Martti walked us through the nearly 30-year history of EnerKey. As with any company, things evolve over time. The organization started off as Energiakolmio, and in 2014 it was rebranded as EnerKey. When Martti joined in 2016, he was hired as an Enterprise Architect. Since then, he has been promoted and is now their Chief Technology Officer.
InfluxDB at EnerKey
EnerKey had come to the conclusion that their original VM-based Microsoft SQL server was expensive and its performance was lagging when it came to collecting and storing time series data. Prior to picking InfluxDB, Enerkey considered other options including: PostgreSQL, MongoDB and Cassandra. Their team began to play with InfluxDB, the open source time series database in 2016. They were impressed with InfluxDB’s high ingest and output rates and other key functionalities. By 2017, they decided to move forward with InfluxDB Enterprise.
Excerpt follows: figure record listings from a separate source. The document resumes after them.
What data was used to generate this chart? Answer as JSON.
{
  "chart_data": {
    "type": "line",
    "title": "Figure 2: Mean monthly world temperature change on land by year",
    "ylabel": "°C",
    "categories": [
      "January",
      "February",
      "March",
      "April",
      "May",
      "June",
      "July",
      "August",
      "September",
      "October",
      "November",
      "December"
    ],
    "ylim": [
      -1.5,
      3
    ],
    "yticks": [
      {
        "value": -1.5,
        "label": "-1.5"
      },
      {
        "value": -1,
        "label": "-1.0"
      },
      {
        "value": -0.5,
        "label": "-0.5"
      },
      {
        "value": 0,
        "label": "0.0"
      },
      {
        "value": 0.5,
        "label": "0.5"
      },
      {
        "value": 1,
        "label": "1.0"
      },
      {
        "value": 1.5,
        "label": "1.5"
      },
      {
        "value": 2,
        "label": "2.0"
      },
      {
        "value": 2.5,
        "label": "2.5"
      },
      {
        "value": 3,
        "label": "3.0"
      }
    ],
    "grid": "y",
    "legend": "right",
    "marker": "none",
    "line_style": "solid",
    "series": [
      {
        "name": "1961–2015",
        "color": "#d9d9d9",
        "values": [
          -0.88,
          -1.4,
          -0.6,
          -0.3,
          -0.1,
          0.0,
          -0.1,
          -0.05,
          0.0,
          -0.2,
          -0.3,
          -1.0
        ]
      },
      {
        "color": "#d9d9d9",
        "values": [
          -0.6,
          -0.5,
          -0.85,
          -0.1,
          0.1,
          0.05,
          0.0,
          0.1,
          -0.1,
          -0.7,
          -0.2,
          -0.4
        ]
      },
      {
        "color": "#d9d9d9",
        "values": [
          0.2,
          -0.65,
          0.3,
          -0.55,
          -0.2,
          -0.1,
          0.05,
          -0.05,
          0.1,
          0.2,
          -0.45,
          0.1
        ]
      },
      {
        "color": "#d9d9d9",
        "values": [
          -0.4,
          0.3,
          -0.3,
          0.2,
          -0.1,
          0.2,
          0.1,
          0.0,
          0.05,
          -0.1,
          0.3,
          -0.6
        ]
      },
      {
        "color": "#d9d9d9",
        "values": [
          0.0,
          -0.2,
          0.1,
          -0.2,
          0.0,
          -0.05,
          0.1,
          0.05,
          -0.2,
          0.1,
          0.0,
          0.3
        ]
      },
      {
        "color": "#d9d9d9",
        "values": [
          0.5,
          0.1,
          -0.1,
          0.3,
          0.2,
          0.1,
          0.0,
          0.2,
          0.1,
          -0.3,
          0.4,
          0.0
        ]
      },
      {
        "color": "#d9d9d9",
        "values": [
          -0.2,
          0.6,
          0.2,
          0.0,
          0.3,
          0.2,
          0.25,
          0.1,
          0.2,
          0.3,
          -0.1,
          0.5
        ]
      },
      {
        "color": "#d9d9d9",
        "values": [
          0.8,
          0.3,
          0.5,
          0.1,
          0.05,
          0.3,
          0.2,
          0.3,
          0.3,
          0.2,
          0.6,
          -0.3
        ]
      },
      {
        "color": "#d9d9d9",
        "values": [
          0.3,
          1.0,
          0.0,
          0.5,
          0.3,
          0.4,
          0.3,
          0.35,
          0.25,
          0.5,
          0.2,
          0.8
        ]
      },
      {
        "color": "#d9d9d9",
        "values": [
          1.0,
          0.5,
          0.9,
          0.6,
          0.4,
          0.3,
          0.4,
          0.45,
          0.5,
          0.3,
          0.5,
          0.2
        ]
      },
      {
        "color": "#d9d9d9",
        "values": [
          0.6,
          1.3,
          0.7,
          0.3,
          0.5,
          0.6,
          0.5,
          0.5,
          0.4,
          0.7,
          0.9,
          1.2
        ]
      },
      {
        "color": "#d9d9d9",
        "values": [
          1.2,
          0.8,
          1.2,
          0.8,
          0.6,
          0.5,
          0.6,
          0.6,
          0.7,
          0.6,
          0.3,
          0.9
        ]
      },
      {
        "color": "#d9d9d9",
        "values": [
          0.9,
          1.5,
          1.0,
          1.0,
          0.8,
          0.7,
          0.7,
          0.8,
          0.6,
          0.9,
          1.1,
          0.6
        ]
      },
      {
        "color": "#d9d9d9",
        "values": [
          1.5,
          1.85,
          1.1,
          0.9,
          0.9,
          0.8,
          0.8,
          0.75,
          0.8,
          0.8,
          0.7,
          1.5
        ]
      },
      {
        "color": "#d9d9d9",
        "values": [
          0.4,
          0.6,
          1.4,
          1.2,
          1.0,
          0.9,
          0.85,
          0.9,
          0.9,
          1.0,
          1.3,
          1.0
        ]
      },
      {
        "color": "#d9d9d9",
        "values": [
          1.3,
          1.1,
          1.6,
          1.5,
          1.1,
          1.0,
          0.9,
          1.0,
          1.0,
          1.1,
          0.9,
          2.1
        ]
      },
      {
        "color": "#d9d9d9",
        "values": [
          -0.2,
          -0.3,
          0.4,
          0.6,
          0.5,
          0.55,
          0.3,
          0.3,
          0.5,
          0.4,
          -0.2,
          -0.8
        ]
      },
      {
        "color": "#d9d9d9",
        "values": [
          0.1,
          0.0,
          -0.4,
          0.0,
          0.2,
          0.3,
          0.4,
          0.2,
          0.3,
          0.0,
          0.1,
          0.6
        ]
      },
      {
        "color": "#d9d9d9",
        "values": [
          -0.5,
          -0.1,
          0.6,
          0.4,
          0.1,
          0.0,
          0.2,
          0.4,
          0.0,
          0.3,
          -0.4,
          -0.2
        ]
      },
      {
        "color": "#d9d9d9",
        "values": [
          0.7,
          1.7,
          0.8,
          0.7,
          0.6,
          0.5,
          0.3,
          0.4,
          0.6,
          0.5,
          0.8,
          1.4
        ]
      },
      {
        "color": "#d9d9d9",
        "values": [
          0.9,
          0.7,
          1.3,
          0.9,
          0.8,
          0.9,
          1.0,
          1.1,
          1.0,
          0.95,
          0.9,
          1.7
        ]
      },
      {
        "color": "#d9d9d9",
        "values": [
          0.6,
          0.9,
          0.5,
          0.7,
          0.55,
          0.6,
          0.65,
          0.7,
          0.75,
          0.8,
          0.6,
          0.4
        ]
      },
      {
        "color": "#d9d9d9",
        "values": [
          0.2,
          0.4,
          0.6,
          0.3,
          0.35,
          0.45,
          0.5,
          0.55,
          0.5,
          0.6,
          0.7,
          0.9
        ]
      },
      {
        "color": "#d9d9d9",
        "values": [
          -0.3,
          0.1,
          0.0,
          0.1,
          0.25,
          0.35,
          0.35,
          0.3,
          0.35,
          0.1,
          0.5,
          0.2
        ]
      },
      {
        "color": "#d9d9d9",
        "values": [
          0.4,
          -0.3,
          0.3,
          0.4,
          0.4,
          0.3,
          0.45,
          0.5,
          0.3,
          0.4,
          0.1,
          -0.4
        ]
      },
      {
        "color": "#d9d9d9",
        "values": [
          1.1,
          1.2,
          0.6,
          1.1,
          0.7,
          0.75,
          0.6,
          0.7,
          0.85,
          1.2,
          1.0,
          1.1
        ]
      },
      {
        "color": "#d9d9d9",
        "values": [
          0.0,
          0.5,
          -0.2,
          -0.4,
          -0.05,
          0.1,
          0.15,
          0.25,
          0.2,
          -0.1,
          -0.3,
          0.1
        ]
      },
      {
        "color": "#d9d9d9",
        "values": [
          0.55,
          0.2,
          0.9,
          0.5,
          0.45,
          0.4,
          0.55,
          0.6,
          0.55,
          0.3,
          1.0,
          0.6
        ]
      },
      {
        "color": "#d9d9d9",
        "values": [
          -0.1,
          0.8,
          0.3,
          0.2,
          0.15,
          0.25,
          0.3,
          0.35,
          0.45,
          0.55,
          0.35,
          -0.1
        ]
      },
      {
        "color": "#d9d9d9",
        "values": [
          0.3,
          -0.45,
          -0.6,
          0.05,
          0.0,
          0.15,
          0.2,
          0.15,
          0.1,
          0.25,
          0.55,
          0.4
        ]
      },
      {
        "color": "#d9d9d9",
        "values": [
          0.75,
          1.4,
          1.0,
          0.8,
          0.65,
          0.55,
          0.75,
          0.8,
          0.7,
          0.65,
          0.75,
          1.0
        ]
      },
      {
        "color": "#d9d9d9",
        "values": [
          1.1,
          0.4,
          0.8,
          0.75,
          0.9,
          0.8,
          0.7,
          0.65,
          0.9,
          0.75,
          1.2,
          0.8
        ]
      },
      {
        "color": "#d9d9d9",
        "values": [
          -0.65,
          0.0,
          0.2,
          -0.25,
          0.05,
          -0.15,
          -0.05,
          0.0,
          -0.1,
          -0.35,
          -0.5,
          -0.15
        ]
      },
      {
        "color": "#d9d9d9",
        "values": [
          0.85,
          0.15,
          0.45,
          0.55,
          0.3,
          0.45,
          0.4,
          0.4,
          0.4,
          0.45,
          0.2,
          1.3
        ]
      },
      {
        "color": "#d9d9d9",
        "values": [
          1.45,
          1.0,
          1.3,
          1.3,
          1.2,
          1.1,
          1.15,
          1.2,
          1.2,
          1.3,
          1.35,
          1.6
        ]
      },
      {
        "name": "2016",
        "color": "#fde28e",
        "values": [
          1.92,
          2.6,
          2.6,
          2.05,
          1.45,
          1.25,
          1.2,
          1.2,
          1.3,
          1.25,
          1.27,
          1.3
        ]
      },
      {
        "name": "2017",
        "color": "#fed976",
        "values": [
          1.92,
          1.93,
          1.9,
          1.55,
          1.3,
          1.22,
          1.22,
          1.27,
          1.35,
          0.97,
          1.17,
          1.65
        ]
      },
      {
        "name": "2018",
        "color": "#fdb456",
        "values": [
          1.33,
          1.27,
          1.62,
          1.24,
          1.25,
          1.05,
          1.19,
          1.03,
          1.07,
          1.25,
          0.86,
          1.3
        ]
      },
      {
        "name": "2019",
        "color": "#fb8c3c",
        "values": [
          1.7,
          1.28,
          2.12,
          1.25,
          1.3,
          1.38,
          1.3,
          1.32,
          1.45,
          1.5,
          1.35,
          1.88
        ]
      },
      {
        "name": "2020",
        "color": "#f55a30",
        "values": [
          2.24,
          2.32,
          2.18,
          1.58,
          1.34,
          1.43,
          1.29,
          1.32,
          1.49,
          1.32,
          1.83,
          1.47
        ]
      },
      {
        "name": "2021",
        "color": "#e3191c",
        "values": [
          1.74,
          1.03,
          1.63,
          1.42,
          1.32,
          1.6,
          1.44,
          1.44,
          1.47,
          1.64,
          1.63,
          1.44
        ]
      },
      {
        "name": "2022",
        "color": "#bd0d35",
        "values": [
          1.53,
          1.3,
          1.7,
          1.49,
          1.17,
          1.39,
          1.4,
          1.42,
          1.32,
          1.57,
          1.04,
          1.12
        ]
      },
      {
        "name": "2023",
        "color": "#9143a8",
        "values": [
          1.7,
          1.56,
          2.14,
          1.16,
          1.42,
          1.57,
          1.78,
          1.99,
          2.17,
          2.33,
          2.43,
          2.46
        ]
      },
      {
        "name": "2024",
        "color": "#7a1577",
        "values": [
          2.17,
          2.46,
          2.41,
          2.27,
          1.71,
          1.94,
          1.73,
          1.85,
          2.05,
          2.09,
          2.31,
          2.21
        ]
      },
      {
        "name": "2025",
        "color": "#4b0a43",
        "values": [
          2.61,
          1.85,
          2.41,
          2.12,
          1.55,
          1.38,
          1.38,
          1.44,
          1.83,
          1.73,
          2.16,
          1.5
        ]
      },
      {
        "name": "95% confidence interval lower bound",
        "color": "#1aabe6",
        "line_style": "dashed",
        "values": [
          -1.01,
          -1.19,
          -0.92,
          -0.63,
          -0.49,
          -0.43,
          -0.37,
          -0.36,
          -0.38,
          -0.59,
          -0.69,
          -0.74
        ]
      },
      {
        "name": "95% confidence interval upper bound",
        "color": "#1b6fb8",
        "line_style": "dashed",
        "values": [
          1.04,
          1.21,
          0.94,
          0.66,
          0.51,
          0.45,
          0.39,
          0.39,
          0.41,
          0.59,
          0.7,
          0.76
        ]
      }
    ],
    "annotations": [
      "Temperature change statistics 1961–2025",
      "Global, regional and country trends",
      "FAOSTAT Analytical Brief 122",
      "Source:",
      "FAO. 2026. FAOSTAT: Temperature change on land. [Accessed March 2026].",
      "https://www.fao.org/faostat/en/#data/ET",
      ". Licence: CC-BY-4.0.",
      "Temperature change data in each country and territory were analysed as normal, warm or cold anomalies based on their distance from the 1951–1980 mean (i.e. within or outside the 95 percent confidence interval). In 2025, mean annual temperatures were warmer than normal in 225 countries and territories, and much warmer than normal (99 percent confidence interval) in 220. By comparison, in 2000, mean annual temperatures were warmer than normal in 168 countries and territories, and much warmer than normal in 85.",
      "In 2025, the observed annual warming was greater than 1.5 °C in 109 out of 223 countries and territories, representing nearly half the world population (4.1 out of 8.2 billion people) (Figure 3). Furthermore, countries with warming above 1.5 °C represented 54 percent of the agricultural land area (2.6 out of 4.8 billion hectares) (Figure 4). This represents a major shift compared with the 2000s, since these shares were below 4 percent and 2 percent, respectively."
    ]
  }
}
By late 2019, they had moved all of their data from their legacy tool to InfluxDB. As always, it’s interesting seeing customers’ data architecture as everyone’s is unique!
Martti gave us a glimpse into what EnerKey is working on right now. To further enhance their competitive advantage, they are using InfluxDB and machine learning models for advanced analytics. They are comparing energy usage between similar buildings to better understand fluctuations. This way, their customers are able to look at the bigger pictures (their entire portfolio of buildings) and are also able to drill down into a specific building. For example, they are comparing two separate buildings which are geographically and physically similar. They’re realizing that outdoor temperature changes, by even just one degree, have a direct impact on energy usage recorded by the meters.
Audience members had lots of questions for Martti — here are a couple of them.
Question: Why did you choose Azure SQL instead of on-prem SQL?
Answer: Our entire platform is in Azure, and with Azure SQL, we had lower latencies during data transfers between our backend API’s and the database. We are aiming to be cloud-native in all aspects, rather than on-premises. We also like having the ability to scale up by simply pulling a slider with our mouse.
Question: Which version of InfluxDB are you using? Are you using Flux?
Answer: We’re currently running InfluxDB Enterprise 1.x. Back in 2017, we did consider InfluxData’s cloud option, and we’re still very interested in InfluxDB Cloud — I’d love to migrate to the Cloud. We are looking at Flux as it has the ability to mix different data sources.